Matteo Manuguerra, de origen francés, nacido en Túnez y emigrado a Argentina, comenzó a estudiar canto en el Conservatorio de Música de Buenos Aires con el profesor Umberto Landi, a una edad muy tardía, 35 años tenía. Hizo su debut con un Réquiem de Mozart y en 1961 regresó a Francia, instalándose en Lyon para continuar su preparación. En muy poco tiempo recorrió las principales ciudades de su país y los más importantes teatros, recalando en la renombrada Ópera de París, donde se consagró. Trabajo entonces en Europa, y posteriormente dio el salto a América, triunfando apoteósicamente en el Metropolitano y otras ciudades estadounidenses, Chicago, Dallas, San Francisco, Seattle...
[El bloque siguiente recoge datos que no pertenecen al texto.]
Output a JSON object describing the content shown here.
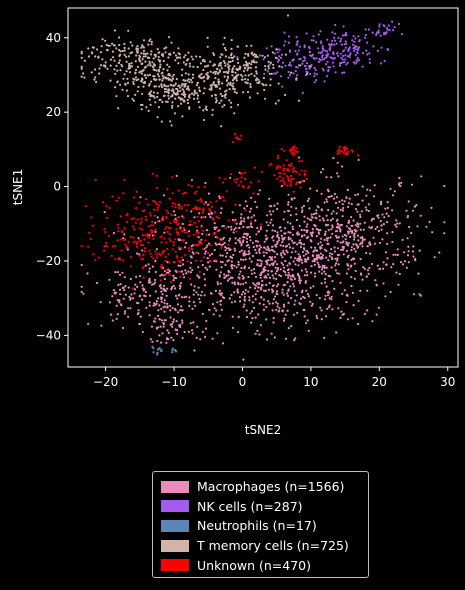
{
  "chart_data": {
    "type": "scatter",
    "title": "",
    "xlabel": "tSNE2",
    "ylabel": "tSNE1",
    "xlim": [
      -25.5,
      31.5
    ],
    "ylim": [
      -48.5,
      48
    ],
    "xticks": [
      -20,
      -10,
      0,
      10,
      20,
      30
    ],
    "yticks": [
      -40,
      -20,
      0,
      20,
      40
    ],
    "grid": false,
    "legend_placement": "below",
    "background": "#000000",
    "series": [
      {
        "name": "Macrophages (n=1566)",
        "count": 1566,
        "color": "#e88dbb",
        "clusters": [
          {
            "cx": 3,
            "cy": -20,
            "sx": 8.5,
            "sy": 8,
            "n": 900
          },
          {
            "cx": 15,
            "cy": -12,
            "sx": 6,
            "sy": 7,
            "n": 380
          },
          {
            "cx": -14,
            "cy": -30,
            "sx": 4,
            "sy": 4,
            "n": 160
          },
          {
            "cx": -10,
            "cy": -38,
            "sx": 3,
            "sy": 2,
            "n": 60
          },
          {
            "cx": 7,
            "cy": -32,
            "sx": 5,
            "sy": 4,
            "n": 66
          }
        ]
      },
      {
        "name": "NK cells (n=287)",
        "count": 287,
        "color": "#a35ced",
        "clusters": [
          {
            "cx": 10,
            "cy": 34,
            "sx": 3.5,
            "sy": 3,
            "n": 150
          },
          {
            "cx": 15,
            "cy": 37,
            "sx": 3,
            "sy": 2.5,
            "n": 110
          },
          {
            "cx": 20,
            "cy": 42,
            "sx": 1.5,
            "sy": 1,
            "n": 27
          }
        ]
      },
      {
        "name": "Neutrophils (n=17)",
        "count": 17,
        "color": "#5b86b8",
        "clusters": [
          {
            "cx": -12.5,
            "cy": -44,
            "sx": 0.6,
            "sy": 0.4,
            "n": 11
          },
          {
            "cx": -10,
            "cy": -44,
            "sx": 0.4,
            "sy": 0.3,
            "n": 6
          }
        ]
      },
      {
        "name": "T memory cells (n=725)",
        "count": 725,
        "color": "#d3b4ab",
        "clusters": [
          {
            "cx": -16,
            "cy": 34,
            "sx": 4,
            "sy": 3.5,
            "n": 230
          },
          {
            "cx": -9,
            "cy": 26,
            "sx": 4,
            "sy": 3.5,
            "n": 260
          },
          {
            "cx": -1,
            "cy": 31,
            "sx": 4,
            "sy": 3.5,
            "n": 235
          }
        ]
      },
      {
        "name": "Unknown (n=470)",
        "count": 470,
        "color": "#ff0000",
        "clusters": [
          {
            "cx": -12,
            "cy": -12,
            "sx": 4.5,
            "sy": 6,
            "n": 300
          },
          {
            "cx": 7,
            "cy": 4,
            "sx": 1.2,
            "sy": 2.5,
            "n": 70
          },
          {
            "cx": 15,
            "cy": 9.5,
            "sx": 0.8,
            "sy": 0.6,
            "n": 25
          },
          {
            "cx": 7.5,
            "cy": 10,
            "sx": 0.6,
            "sy": 0.6,
            "n": 15
          },
          {
            "cx": -0.5,
            "cy": 13,
            "sx": 0.4,
            "sy": 0.6,
            "n": 8
          },
          {
            "cx": 0,
            "cy": 2,
            "sx": 1.5,
            "sy": 1.5,
            "n": 20
          },
          {
            "cx": -5,
            "cy": -5,
            "sx": 4,
            "sy": 4,
            "n": 32
          }
        ]
      }
    ]
  }
}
Barítono de voz suave, pastosa, pero con gran flexibilidad, se convirtió en un gran intérprete verdiano. Cantó y grabó a la lado de los principales tenores de la época, Corelli, Bergonzi, Lima, Domingo, Pavarotti, Kraus... y desarrolló repertorio de Verdi, Puccinni, Donizetti, ó Bellinni, al lado de los más afamados directores y en los principales teatros del mundo. Era simpático, algo guasón, campechano y muy cercano. Poliglota, hablaba con facilidad varios idiomas, y tenía un acento muy particular por su estancia en Argentina, español afrancesado. Estuvo en las Islas en varias ocasiones, en Tenerife tres o cuatro veces. En una de ellas, durante un ensayo por la mañana en el Guimerá, me acerqué a saludar a la compañía, primero a las señoras, y después me topé con el tenor José Sempere, entonces escuché de fondo una voz enorme que gritando me dijo: ¡Aquí se saluda a todo el mundo menos al calvo de Matteo! Entre las risas de la gente le di un gran abrazo.
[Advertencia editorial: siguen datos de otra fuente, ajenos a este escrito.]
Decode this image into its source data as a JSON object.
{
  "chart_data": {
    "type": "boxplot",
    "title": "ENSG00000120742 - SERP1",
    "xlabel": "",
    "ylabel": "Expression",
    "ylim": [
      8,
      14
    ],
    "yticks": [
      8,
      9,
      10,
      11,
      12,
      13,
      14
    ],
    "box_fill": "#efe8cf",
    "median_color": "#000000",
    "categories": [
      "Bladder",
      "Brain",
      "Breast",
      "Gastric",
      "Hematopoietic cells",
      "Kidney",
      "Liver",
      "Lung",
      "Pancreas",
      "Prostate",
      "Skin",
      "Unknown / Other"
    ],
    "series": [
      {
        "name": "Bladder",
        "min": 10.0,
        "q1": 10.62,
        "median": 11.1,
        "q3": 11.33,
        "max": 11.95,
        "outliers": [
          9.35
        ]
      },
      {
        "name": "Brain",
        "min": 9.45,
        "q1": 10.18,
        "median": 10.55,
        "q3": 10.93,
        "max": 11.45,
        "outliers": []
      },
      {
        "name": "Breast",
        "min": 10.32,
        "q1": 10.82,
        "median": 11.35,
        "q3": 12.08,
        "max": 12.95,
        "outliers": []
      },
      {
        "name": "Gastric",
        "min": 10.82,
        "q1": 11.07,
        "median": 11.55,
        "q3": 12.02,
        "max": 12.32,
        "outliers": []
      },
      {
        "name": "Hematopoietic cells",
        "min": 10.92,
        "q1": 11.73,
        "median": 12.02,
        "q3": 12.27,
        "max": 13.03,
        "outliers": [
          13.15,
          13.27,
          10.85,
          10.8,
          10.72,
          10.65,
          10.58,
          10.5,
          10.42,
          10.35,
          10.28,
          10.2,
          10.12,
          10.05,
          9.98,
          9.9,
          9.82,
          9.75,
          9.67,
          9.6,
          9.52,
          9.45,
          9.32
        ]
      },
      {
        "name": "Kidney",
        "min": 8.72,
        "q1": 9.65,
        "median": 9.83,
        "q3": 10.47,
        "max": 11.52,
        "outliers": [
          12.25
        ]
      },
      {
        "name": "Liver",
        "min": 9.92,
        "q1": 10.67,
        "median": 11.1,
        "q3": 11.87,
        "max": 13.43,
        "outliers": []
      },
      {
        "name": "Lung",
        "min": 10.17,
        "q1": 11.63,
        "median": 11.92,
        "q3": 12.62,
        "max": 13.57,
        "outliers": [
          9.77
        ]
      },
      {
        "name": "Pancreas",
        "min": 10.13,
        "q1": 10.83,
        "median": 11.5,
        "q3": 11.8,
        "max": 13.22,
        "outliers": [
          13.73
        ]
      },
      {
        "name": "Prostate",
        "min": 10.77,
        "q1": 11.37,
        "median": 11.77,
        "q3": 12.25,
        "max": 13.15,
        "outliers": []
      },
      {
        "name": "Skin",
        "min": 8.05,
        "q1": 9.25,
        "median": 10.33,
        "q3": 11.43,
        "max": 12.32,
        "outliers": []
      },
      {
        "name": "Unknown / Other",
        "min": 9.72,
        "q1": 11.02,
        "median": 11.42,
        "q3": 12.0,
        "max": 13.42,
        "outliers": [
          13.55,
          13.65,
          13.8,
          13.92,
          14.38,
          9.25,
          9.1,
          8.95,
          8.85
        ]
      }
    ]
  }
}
En otra ocasión vino de vacaciones al Puerto de la Cruz con un grupo de familiares y amigos. Se personó en mi empresa a saludarme, y me ofrecí a llevarlo de paseo por algunos de mis rincones favoritos. Conoció la Cruz del Carmen y el Pico del Inglés, y picamos en casa "Domingo" unas sabrosas garbanzas con l/2 jarra de vino. Seguimos de excursión a La Orotava, y era en fechas cercanas al Corpus, por lo que se quedó maravillado del trabajo de los artesanos en la gran alfombra central de la plaza del ayuntamiento. Comimos en Las Merejas y continuamos ruta hasta Icod. De regreso al atardecer paramos en el Puerto de la Cruz, y lo llevé al Café de Paris, donde nos tomamos unas copas, y se despidió agradecido y feliz por el buen rato que pasamos.
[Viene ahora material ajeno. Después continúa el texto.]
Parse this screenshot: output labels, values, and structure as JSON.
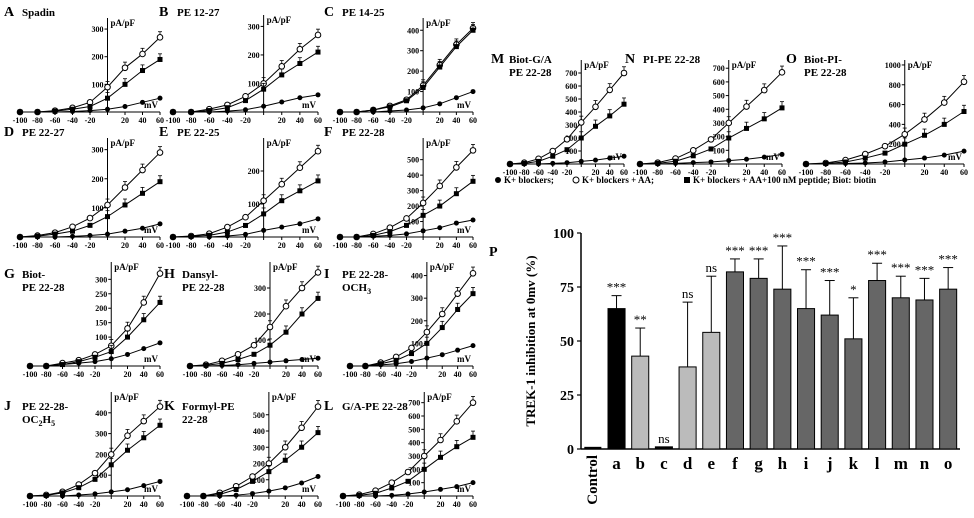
{
  "figure": {
    "legend": {
      "items": [
        {
          "marker": "filled-circle",
          "label": "K+ blockers;"
        },
        {
          "marker": "open-circle",
          "label": "K+ blockers + AA;"
        },
        {
          "marker": "filled-square",
          "label": "K+ blockers + AA+100 nM peptide; Biot: biotin"
        }
      ]
    }
  },
  "chart_data": [
    {
      "type": "line",
      "panel": "A",
      "title": "Spadin",
      "xlabel": "mV",
      "ylabel": "pA/pF",
      "xlim": [
        -100,
        60
      ],
      "ylim": [
        0,
        340
      ],
      "y_ticks": [
        100,
        200,
        300
      ],
      "x": [
        -100,
        -80,
        -60,
        -40,
        -20,
        0,
        20,
        40,
        60
      ],
      "series": [
        {
          "name": "K+ blockers",
          "values": [
            0,
            0,
            0,
            2,
            5,
            10,
            20,
            35,
            50
          ]
        },
        {
          "name": "K+ blockers + AA",
          "values": [
            0,
            0,
            5,
            15,
            35,
            90,
            160,
            210,
            270
          ]
        },
        {
          "name": "K+ blockers + AA+100 nM peptide",
          "values": [
            0,
            0,
            3,
            10,
            20,
            50,
            100,
            150,
            190
          ]
        }
      ]
    },
    {
      "type": "line",
      "panel": "B",
      "title": "PE 12-27",
      "xlabel": "mV",
      "ylabel": "pA/pF",
      "xlim": [
        -100,
        60
      ],
      "ylim": [
        0,
        340
      ],
      "y_ticks": [
        100,
        200,
        300
      ],
      "x": [
        -100,
        -80,
        -60,
        -40,
        -20,
        0,
        20,
        40,
        60
      ],
      "series": [
        {
          "name": "K+ blockers",
          "values": [
            0,
            0,
            0,
            3,
            8,
            20,
            35,
            50,
            60
          ]
        },
        {
          "name": "K+ blockers + AA",
          "values": [
            0,
            0,
            10,
            25,
            55,
            100,
            160,
            220,
            270
          ]
        },
        {
          "name": "K+ blockers + AA+100 nM peptide",
          "values": [
            0,
            0,
            5,
            15,
            40,
            80,
            130,
            170,
            210
          ]
        }
      ]
    },
    {
      "type": "line",
      "panel": "C",
      "title": "PE 14-25",
      "xlabel": "mV",
      "ylabel": "pA/pF",
      "xlim": [
        -100,
        60
      ],
      "ylim": [
        0,
        460
      ],
      "y_ticks": [
        100,
        200,
        300,
        400
      ],
      "x": [
        -100,
        -80,
        -60,
        -40,
        -20,
        0,
        20,
        40,
        60
      ],
      "series": [
        {
          "name": "K+ blockers",
          "values": [
            0,
            0,
            0,
            5,
            10,
            20,
            40,
            70,
            100
          ]
        },
        {
          "name": "K+ blockers + AA",
          "values": [
            0,
            0,
            10,
            30,
            60,
            130,
            230,
            330,
            410
          ]
        },
        {
          "name": "K+ blockers + AA+100 nM peptide",
          "values": [
            0,
            0,
            10,
            25,
            55,
            120,
            220,
            320,
            400
          ]
        }
      ]
    },
    {
      "type": "line",
      "panel": "D",
      "title": "PE 22-27",
      "xlabel": "mV",
      "ylabel": "pA/pF",
      "xlim": [
        -100,
        60
      ],
      "ylim": [
        0,
        340
      ],
      "y_ticks": [
        100,
        200,
        300
      ],
      "x": [
        -100,
        -80,
        -60,
        -40,
        -20,
        0,
        20,
        40,
        60
      ],
      "series": [
        {
          "name": "K+ blockers",
          "values": [
            0,
            0,
            0,
            2,
            5,
            10,
            20,
            30,
            45
          ]
        },
        {
          "name": "K+ blockers + AA",
          "values": [
            0,
            5,
            15,
            35,
            65,
            110,
            170,
            230,
            290
          ]
        },
        {
          "name": "K+ blockers + AA+100 nM peptide",
          "values": [
            0,
            3,
            10,
            20,
            40,
            70,
            110,
            150,
            190
          ]
        }
      ]
    },
    {
      "type": "line",
      "panel": "E",
      "title": "PE 22-25",
      "xlabel": "mV",
      "ylabel": "pA/pF",
      "xlim": [
        -100,
        60
      ],
      "ylim": [
        0,
        300
      ],
      "y_ticks": [
        100,
        200
      ],
      "x": [
        -100,
        -80,
        -60,
        -40,
        -20,
        0,
        20,
        40,
        60
      ],
      "series": [
        {
          "name": "K+ blockers",
          "values": [
            0,
            0,
            0,
            3,
            8,
            20,
            30,
            40,
            55
          ]
        },
        {
          "name": "K+ blockers + AA",
          "values": [
            0,
            3,
            10,
            30,
            60,
            110,
            160,
            210,
            260
          ]
        },
        {
          "name": "K+ blockers + AA+100 nM peptide",
          "values": [
            0,
            2,
            5,
            15,
            35,
            70,
            110,
            140,
            170
          ]
        }
      ]
    },
    {
      "type": "line",
      "panel": "F",
      "title": "PE 22-28",
      "xlabel": "mV",
      "ylabel": "pA/pF",
      "xlim": [
        -100,
        60
      ],
      "ylim": [
        0,
        640
      ],
      "y_ticks": [
        100,
        200,
        300,
        400,
        500
      ],
      "x": [
        -100,
        -80,
        -60,
        -40,
        -20,
        0,
        20,
        40,
        60
      ],
      "series": [
        {
          "name": "K+ blockers",
          "values": [
            0,
            0,
            5,
            10,
            20,
            40,
            60,
            90,
            110
          ]
        },
        {
          "name": "K+ blockers + AA",
          "values": [
            0,
            0,
            20,
            60,
            120,
            220,
            330,
            450,
            560
          ]
        },
        {
          "name": "K+ blockers + AA+100 nM peptide",
          "values": [
            0,
            0,
            10,
            35,
            75,
            140,
            200,
            280,
            360
          ]
        }
      ]
    },
    {
      "type": "line",
      "panel": "G",
      "title": "Biot-\nPE 22-28",
      "xlabel": "mV",
      "ylabel": "pA/pF",
      "xlim": [
        -100,
        60
      ],
      "ylim": [
        0,
        360
      ],
      "y_ticks": [
        100,
        150,
        200,
        250,
        300
      ],
      "x": [
        -100,
        -80,
        -60,
        -40,
        -20,
        0,
        20,
        40,
        60
      ],
      "series": [
        {
          "name": "K+ blockers",
          "values": [
            0,
            0,
            5,
            10,
            15,
            25,
            40,
            60,
            80
          ]
        },
        {
          "name": "K+ blockers + AA",
          "values": [
            0,
            0,
            10,
            20,
            40,
            70,
            130,
            220,
            320
          ]
        },
        {
          "name": "K+ blockers + AA+100 nM peptide",
          "values": [
            0,
            0,
            5,
            15,
            30,
            50,
            100,
            160,
            220
          ]
        }
      ]
    },
    {
      "type": "line",
      "panel": "H",
      "title": "Dansyl-\nPE 22-28",
      "xlabel": "mV",
      "ylabel": "pA/pF",
      "xlim": [
        -100,
        60
      ],
      "ylim": [
        0,
        400
      ],
      "y_ticks": [
        100,
        200,
        300
      ],
      "x": [
        -100,
        -80,
        -60,
        -40,
        -20,
        0,
        20,
        40,
        60
      ],
      "series": [
        {
          "name": "K+ blockers",
          "values": [
            0,
            0,
            2,
            5,
            10,
            15,
            20,
            25,
            30
          ]
        },
        {
          "name": "K+ blockers + AA",
          "values": [
            0,
            5,
            20,
            45,
            80,
            150,
            230,
            300,
            360
          ]
        },
        {
          "name": "K+ blockers + AA+100 nM peptide",
          "values": [
            0,
            3,
            10,
            25,
            45,
            80,
            130,
            200,
            260
          ]
        }
      ]
    },
    {
      "type": "line",
      "panel": "I",
      "title": "PE 22-28-\nOCH3",
      "xlabel": "mV",
      "ylabel": "pA/pF",
      "xlim": [
        -100,
        60
      ],
      "ylim": [
        0,
        460
      ],
      "y_ticks": [
        100,
        200,
        300,
        400
      ],
      "x": [
        -100,
        -80,
        -60,
        -40,
        -20,
        0,
        20,
        40,
        60
      ],
      "series": [
        {
          "name": "K+ blockers",
          "values": [
            0,
            0,
            5,
            10,
            20,
            35,
            50,
            70,
            90
          ]
        },
        {
          "name": "K+ blockers + AA",
          "values": [
            0,
            0,
            15,
            40,
            80,
            150,
            230,
            320,
            410
          ]
        },
        {
          "name": "K+ blockers + AA+100 nM peptide",
          "values": [
            0,
            0,
            10,
            25,
            55,
            100,
            170,
            250,
            320
          ]
        }
      ]
    },
    {
      "type": "line",
      "panel": "J",
      "title": "PE 22-28-\nOC2H5",
      "xlabel": "mV",
      "ylabel": "pA/pF",
      "xlim": [
        -100,
        60
      ],
      "ylim": [
        0,
        500
      ],
      "y_ticks": [
        100,
        200,
        300,
        400
      ],
      "x": [
        -100,
        -80,
        -60,
        -40,
        -20,
        0,
        20,
        40,
        60
      ],
      "series": [
        {
          "name": "K+ blockers",
          "values": [
            0,
            0,
            0,
            5,
            10,
            20,
            30,
            50,
            70
          ]
        },
        {
          "name": "K+ blockers + AA",
          "values": [
            0,
            5,
            20,
            55,
            110,
            200,
            290,
            360,
            430
          ]
        },
        {
          "name": "K+ blockers + AA+100 nM peptide",
          "values": [
            0,
            3,
            15,
            40,
            80,
            150,
            220,
            280,
            340
          ]
        }
      ]
    },
    {
      "type": "line",
      "panel": "K",
      "title": "Formyl-PE\n22-28",
      "xlabel": "mV",
      "ylabel": "pA/pF",
      "xlim": [
        -100,
        60
      ],
      "ylim": [
        0,
        640
      ],
      "y_ticks": [
        100,
        200,
        300,
        400,
        500
      ],
      "x": [
        -100,
        -80,
        -60,
        -40,
        -20,
        0,
        20,
        40,
        60
      ],
      "series": [
        {
          "name": "K+ blockers",
          "values": [
            0,
            0,
            0,
            5,
            15,
            30,
            50,
            80,
            120
          ]
        },
        {
          "name": "K+ blockers + AA",
          "values": [
            0,
            0,
            20,
            60,
            120,
            200,
            300,
            420,
            550
          ]
        },
        {
          "name": "K+ blockers + AA+100 nM peptide",
          "values": [
            0,
            0,
            10,
            40,
            90,
            150,
            220,
            300,
            390
          ]
        }
      ]
    },
    {
      "type": "line",
      "panel": "L",
      "title": "G/A-PE 22-28",
      "xlabel": "mV",
      "ylabel": "pA/pF",
      "xlim": [
        -100,
        60
      ],
      "ylim": [
        0,
        780
      ],
      "y_ticks": [
        100,
        200,
        300,
        400,
        500,
        600,
        700
      ],
      "x": [
        -100,
        -80,
        -60,
        -40,
        -20,
        0,
        20,
        40,
        60
      ],
      "series": [
        {
          "name": "K+ blockers",
          "values": [
            0,
            0,
            0,
            5,
            15,
            30,
            50,
            70,
            100
          ]
        },
        {
          "name": "K+ blockers + AA",
          "values": [
            0,
            10,
            40,
            100,
            180,
            300,
            420,
            560,
            700
          ]
        },
        {
          "name": "K+ blockers + AA+100 nM peptide",
          "values": [
            0,
            5,
            20,
            60,
            110,
            200,
            290,
            370,
            440
          ]
        }
      ]
    },
    {
      "type": "line",
      "panel": "M",
      "title": "Biot-G/A\nPE 22-28",
      "xlabel": "mV",
      "ylabel": "pA/pF",
      "xlim": [
        -100,
        60
      ],
      "ylim": [
        0,
        800
      ],
      "y_ticks": [
        100,
        200,
        300,
        400,
        500,
        600,
        700
      ],
      "x": [
        -100,
        -80,
        -60,
        -40,
        -20,
        0,
        20,
        40,
        60
      ],
      "series": [
        {
          "name": "K+ blockers",
          "values": [
            0,
            0,
            0,
            5,
            10,
            20,
            30,
            45,
            60
          ]
        },
        {
          "name": "K+ blockers + AA",
          "values": [
            0,
            10,
            40,
            100,
            190,
            320,
            440,
            570,
            700
          ]
        },
        {
          "name": "K+ blockers + AA+100 nM peptide",
          "values": [
            0,
            5,
            20,
            60,
            110,
            200,
            290,
            370,
            460
          ]
        }
      ]
    },
    {
      "type": "line",
      "panel": "N",
      "title": "PI-PE 22-28",
      "xlabel": "mV",
      "ylabel": "pA/pF",
      "xlim": [
        -100,
        60
      ],
      "ylim": [
        0,
        760
      ],
      "y_ticks": [
        100,
        200,
        300,
        400,
        500,
        600,
        700
      ],
      "x": [
        -100,
        -80,
        -60,
        -40,
        -20,
        0,
        20,
        40,
        60
      ],
      "series": [
        {
          "name": "K+ blockers",
          "values": [
            0,
            0,
            5,
            10,
            15,
            25,
            35,
            50,
            70
          ]
        },
        {
          "name": "K+ blockers + AA",
          "values": [
            0,
            10,
            40,
            100,
            180,
            300,
            420,
            540,
            670
          ]
        },
        {
          "name": "K+ blockers + AA+100 nM peptide",
          "values": [
            0,
            5,
            20,
            60,
            110,
            190,
            260,
            330,
            410
          ]
        }
      ]
    },
    {
      "type": "line",
      "panel": "O",
      "title": "Biot-PI-\nPE 22-28",
      "xlabel": "mV",
      "ylabel": "pA/pF",
      "xlim": [
        -100,
        60
      ],
      "ylim": [
        0,
        1050
      ],
      "y_ticks": [
        200,
        400,
        600,
        800,
        1000
      ],
      "x": [
        -100,
        -80,
        -60,
        -40,
        -20,
        0,
        20,
        40,
        60
      ],
      "series": [
        {
          "name": "K+ blockers",
          "values": [
            0,
            0,
            5,
            10,
            20,
            40,
            60,
            90,
            130
          ]
        },
        {
          "name": "K+ blockers + AA",
          "values": [
            0,
            10,
            40,
            100,
            180,
            300,
            450,
            620,
            830
          ]
        },
        {
          "name": "K+ blockers + AA+100 nM peptide",
          "values": [
            0,
            5,
            20,
            60,
            110,
            200,
            290,
            400,
            530
          ]
        }
      ]
    },
    {
      "type": "bar",
      "panel": "P",
      "title": "",
      "xlabel": "",
      "ylabel": "TREK-1 inhibition at 0mv (%)",
      "ylim": [
        0,
        100
      ],
      "y_ticks": [
        0,
        25,
        50,
        75,
        100
      ],
      "categories": [
        "Control",
        "a",
        "b",
        "c",
        "d",
        "e",
        "f",
        "g",
        "h",
        "i",
        "j",
        "k",
        "l",
        "m",
        "n",
        "o"
      ],
      "values": [
        0,
        65,
        43,
        1,
        38,
        54,
        82,
        79,
        74,
        65,
        62,
        51,
        78,
        70,
        69,
        74
      ],
      "errors": [
        0,
        6,
        13,
        0,
        30,
        26,
        6,
        9,
        20,
        18,
        16,
        19,
        8,
        10,
        10,
        10
      ],
      "significance": [
        "",
        "***",
        "**",
        "ns",
        "ns",
        "ns",
        "***",
        "***",
        "***",
        "***",
        "***",
        "*",
        "***",
        "***",
        "***",
        "***"
      ],
      "bar_colors": [
        "#000000",
        "#000000",
        "#bbbbbb",
        "#000000",
        "#bbbbbb",
        "#bbbbbb",
        "#666666",
        "#666666",
        "#666666",
        "#666666",
        "#666666",
        "#666666",
        "#666666",
        "#666666",
        "#666666",
        "#666666"
      ]
    }
  ]
}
Era todo un personaje. En una Tosca que cantó en Las Palmas, interpretando el segundo acto, en el que un Scarpia enfervorizado cae muerto de una puñalada de la soprano, se le desprendió la peluca. Al bajar el telón, se quedó por fuera, y el sacó la mano despacito por debajo del cortinaje y la arrastró para dentro. En los saludos, salió a escena zarandeando la peluca con la mano, revelando su calva, y demostrando sus tablas en el escenario.

Falleció repentinamente de un ataque cardiaco en Montpelier en 1998, con 74 años, y aún en activo. Fue un buen amigo, sincero y trabajador. Su seguridad era una garantía en cualquier representación. La vida le dio muchas cosas buenas, y espero que una de ellas fuera conocer nuestra tierra.